A deep, irreparable fracture split right down the center of Raynare's mask.

She pulled back. Just one single inch.

The loss of her body heat was a physical shock. The tiny space between them became incredibly charged. It was the heavy, breathless moment before a lightning strike. She looked at his mouth. She looked at his bleeding chest. She was completely, utterly lost.

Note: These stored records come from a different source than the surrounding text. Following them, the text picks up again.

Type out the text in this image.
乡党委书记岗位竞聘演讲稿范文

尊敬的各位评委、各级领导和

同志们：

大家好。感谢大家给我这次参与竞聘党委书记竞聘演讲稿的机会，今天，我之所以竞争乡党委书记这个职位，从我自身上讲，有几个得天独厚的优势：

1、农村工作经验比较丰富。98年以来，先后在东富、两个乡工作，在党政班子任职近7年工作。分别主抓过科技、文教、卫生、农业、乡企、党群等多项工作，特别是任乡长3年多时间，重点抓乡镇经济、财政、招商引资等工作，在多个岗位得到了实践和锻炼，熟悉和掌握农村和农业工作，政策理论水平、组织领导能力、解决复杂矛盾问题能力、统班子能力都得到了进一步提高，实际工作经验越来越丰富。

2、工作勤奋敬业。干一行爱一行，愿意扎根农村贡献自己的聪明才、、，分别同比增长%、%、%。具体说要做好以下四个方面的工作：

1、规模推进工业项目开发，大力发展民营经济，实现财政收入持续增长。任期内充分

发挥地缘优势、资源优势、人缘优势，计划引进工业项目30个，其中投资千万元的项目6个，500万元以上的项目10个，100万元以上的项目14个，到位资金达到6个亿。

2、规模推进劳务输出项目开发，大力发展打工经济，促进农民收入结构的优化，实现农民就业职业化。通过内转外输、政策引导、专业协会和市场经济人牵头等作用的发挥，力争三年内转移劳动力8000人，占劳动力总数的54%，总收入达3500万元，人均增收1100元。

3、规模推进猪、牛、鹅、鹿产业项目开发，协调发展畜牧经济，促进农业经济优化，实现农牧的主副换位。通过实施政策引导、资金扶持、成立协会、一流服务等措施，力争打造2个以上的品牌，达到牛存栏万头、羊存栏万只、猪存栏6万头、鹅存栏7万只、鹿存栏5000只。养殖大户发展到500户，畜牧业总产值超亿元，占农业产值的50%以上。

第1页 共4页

Then. Ren's body finally gave out.

The fractured tibia shifted. The agony wiped his mind clean. His grip on the crutch failed. The wood clattered loudly onto the wet stones.

He fell forward.

He expected the cold, hard impact of the courtyard. He welcomed it.

He did not hit the ground.

Raynare caught him.

It was not a tactical grab. It was a desperate, instinctual catch. Her arms wrapped tightly around his shoulders. Her massive black wings flared out. They completely shielded him from the freezing rain. For one single, suspended heartbeat. She held him against her chest.

Ren smelled the ozone. He felt her frantic, racing heartbeat against his own ribs. It was the most human thing he had felt since the crash.

Then she realized what she was doing.

She let go of him like he was made of white-hot iron.

Ren hit the wet stones hard. The impact knocked the last breath from his lungs. His vision snapped to black.

Raynare stood over him in the rain. Her hands were shaking violently. She looked at her own palms. She looked at them as if she did not recognize who they belonged to.

The stray dog had seen her. And she was terrified.